Friday, 16 November 2018

Mortality

Michael Johnson: "I used to be fastest man over 200m but after my stroke it took me 15 minutes to walk length of hospital corridor."

That's the headline from an interview on the Telegraph website today.

Is Johnson describing something unusual, something surprising and shocking? Not at all. The only thing surprising or shocking about Michael Johnson is his, former, excellent health. In his prime, he was the fastest man over 200m and 400m that the world had ever seen. His physical ability and speed were exceptional. But the other part of the headline; the part about the decline in his health... that's utterly mundane. That part, in some form or fashion, happens to everybody who doesn't die "too early" because of some other tragedy.

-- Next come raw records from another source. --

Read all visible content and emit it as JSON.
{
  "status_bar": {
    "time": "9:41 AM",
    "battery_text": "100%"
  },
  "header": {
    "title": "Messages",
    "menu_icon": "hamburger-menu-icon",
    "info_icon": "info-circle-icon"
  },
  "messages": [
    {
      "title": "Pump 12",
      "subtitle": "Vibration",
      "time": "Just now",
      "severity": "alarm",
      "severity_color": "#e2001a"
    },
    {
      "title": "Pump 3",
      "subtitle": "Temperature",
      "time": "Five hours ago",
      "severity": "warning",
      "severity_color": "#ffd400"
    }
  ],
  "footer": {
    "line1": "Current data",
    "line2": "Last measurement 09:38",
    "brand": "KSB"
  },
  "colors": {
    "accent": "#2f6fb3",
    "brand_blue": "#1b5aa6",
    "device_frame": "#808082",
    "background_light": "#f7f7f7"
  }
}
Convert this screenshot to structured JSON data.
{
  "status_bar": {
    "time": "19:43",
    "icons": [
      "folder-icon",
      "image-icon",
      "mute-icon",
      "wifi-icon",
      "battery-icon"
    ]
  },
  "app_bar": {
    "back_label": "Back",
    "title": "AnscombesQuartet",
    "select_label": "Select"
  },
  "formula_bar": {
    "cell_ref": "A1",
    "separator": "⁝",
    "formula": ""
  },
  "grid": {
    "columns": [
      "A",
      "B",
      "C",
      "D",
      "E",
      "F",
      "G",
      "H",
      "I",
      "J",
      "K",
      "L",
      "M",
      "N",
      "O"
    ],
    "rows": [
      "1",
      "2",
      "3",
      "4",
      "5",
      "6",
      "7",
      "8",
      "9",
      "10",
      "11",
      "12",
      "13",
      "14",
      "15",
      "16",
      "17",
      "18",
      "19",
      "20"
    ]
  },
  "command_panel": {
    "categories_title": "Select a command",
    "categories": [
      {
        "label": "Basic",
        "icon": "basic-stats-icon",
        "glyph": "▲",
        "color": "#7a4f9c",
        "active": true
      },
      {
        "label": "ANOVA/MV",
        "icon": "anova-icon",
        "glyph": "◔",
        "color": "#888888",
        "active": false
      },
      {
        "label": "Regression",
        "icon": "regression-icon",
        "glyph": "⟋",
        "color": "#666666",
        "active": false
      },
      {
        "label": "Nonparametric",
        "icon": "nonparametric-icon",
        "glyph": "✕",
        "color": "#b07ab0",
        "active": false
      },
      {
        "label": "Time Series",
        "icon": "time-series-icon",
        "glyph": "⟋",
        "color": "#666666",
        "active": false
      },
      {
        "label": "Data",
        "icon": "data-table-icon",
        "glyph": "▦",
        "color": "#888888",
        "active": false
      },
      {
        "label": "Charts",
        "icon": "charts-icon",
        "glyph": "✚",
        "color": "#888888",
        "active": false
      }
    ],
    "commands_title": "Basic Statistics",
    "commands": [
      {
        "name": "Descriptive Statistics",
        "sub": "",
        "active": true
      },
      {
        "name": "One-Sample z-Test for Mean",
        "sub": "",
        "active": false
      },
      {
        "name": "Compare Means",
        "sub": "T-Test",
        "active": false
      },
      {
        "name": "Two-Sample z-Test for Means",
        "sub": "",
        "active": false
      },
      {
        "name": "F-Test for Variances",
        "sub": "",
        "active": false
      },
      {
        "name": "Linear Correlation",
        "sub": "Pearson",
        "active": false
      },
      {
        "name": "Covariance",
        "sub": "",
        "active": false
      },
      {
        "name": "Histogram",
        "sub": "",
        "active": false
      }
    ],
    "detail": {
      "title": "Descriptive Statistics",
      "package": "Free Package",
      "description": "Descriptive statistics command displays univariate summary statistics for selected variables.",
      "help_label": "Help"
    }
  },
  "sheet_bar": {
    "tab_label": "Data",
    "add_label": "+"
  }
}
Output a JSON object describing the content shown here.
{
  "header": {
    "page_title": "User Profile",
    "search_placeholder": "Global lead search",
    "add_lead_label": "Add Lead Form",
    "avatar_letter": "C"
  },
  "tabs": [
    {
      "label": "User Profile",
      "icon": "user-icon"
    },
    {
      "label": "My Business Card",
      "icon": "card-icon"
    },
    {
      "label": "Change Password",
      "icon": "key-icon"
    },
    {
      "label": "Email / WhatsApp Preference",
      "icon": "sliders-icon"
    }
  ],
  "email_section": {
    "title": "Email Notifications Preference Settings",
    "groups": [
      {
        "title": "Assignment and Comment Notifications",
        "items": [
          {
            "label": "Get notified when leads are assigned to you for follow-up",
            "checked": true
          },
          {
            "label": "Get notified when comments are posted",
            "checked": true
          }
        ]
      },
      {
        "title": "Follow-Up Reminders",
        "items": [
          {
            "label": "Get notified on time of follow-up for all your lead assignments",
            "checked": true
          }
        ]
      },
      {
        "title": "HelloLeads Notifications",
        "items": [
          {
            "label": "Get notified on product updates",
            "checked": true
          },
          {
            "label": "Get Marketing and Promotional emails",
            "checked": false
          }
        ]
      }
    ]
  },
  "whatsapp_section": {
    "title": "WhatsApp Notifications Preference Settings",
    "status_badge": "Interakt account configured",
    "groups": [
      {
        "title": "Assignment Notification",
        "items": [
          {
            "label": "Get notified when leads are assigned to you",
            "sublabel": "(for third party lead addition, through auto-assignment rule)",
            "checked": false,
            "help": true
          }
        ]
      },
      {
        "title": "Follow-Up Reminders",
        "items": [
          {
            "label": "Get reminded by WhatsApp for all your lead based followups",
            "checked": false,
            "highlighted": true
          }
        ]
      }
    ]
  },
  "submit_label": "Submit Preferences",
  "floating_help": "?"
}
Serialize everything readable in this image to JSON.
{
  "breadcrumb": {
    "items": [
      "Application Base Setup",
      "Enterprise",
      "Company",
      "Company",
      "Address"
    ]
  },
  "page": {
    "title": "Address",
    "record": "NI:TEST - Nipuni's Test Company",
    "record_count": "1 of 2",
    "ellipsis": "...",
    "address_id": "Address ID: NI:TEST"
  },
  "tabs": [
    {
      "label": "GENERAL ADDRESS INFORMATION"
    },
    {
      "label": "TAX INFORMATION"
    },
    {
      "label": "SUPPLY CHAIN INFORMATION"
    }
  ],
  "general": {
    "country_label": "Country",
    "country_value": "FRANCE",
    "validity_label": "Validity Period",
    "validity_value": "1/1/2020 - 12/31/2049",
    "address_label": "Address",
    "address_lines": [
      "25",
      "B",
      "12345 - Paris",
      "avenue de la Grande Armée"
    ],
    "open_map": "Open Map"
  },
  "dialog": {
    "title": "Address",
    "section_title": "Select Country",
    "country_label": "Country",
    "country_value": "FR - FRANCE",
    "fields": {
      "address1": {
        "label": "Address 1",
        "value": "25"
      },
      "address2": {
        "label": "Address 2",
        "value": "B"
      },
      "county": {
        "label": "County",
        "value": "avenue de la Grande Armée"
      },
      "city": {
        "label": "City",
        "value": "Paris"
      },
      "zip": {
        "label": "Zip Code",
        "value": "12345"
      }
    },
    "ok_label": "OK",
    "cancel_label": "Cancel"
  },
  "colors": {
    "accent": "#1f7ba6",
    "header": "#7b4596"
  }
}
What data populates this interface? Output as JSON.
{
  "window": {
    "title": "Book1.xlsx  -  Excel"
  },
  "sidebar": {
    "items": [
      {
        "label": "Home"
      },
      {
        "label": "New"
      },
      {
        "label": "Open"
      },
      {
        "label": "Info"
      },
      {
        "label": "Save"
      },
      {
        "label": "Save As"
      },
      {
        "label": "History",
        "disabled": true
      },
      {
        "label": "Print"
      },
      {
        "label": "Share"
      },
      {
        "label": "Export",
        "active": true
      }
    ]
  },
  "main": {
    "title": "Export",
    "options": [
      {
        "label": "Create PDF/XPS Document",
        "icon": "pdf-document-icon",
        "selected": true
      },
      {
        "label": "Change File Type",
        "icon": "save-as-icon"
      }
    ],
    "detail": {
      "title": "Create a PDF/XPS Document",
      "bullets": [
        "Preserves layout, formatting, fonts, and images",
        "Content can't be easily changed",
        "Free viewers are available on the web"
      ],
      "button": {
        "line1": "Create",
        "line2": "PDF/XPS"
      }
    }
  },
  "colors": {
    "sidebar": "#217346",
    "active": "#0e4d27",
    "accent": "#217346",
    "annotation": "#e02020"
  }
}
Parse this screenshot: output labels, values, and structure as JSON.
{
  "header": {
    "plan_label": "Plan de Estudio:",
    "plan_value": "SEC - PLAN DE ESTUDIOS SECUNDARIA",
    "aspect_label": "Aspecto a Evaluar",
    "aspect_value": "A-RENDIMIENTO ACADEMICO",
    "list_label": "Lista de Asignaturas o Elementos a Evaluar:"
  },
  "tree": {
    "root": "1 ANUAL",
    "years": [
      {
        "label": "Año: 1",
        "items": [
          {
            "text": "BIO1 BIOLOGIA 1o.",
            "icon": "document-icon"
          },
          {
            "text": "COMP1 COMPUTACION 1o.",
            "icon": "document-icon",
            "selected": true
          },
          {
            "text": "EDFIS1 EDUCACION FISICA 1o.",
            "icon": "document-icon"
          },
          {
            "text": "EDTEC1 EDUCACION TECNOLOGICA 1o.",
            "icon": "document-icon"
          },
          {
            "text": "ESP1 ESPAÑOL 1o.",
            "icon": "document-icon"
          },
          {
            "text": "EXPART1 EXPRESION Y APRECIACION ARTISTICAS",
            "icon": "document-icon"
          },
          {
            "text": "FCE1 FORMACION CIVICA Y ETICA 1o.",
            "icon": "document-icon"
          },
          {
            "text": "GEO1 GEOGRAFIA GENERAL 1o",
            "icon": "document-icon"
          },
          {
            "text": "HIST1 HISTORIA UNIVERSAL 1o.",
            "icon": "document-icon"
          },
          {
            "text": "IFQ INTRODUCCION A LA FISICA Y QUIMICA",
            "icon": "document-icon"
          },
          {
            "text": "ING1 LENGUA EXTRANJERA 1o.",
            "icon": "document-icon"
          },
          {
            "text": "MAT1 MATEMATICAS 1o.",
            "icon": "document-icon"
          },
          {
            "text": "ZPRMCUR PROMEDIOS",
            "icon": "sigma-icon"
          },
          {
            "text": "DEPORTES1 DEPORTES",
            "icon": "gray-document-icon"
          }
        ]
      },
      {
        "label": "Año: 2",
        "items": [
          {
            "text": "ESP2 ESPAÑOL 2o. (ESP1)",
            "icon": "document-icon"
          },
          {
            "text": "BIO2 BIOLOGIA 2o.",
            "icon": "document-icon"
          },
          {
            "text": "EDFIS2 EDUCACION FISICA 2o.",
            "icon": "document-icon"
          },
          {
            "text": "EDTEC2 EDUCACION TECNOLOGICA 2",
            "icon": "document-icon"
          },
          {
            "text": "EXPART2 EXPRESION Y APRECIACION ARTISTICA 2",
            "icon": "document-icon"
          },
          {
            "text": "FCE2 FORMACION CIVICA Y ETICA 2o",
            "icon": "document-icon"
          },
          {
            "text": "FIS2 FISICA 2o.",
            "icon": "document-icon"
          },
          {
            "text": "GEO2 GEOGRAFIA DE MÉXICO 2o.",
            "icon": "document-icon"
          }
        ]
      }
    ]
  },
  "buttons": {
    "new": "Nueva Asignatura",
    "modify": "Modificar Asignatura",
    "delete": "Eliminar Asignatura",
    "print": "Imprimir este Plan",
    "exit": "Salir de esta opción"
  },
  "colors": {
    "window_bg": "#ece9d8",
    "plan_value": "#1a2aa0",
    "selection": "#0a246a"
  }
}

Life is a one-way journey, to the grave. And, in the normal run of things, the most energetic bits, the healthiest bits, the peaks of physical health and achievement - these are mostly in the rear-view mirror, and increasingly far in the rear-view mirror.

And in this race, there is only ever one outcome, as far as this life goes: we lose. Eventually, the body gives out entirely: life ends. The time comes when you won't do 200m even if you're given 15 years, let alone 15 minutes, because your body will be in a box 6 feet under the ground.

But thanks be to God through Jesus Christ: death is not the end. Existence is not a short spurt of youth and activity followed by a long, slow decline and then final defeat and death. This life is just a drop in the ocean of eternity. And all the weakness, sorrow, pain and death itself are enemies that Jesus Christ has defeated, when he defeated the ultimate enemy - sin - through his death on the cross. All the sad and bad things are, as Sam Gamgee put it, going to come untrue. We don't need to rage and fight against the dying of the light - taking inspiration, as Michael Johnson now does (and good for him), in the hope of making the fastest possible recovery (this time). The dying of this temporary light is the setting of the moon and fading of the stars, the darkest part of the night, before the coming, glorious and eternal Son-rise.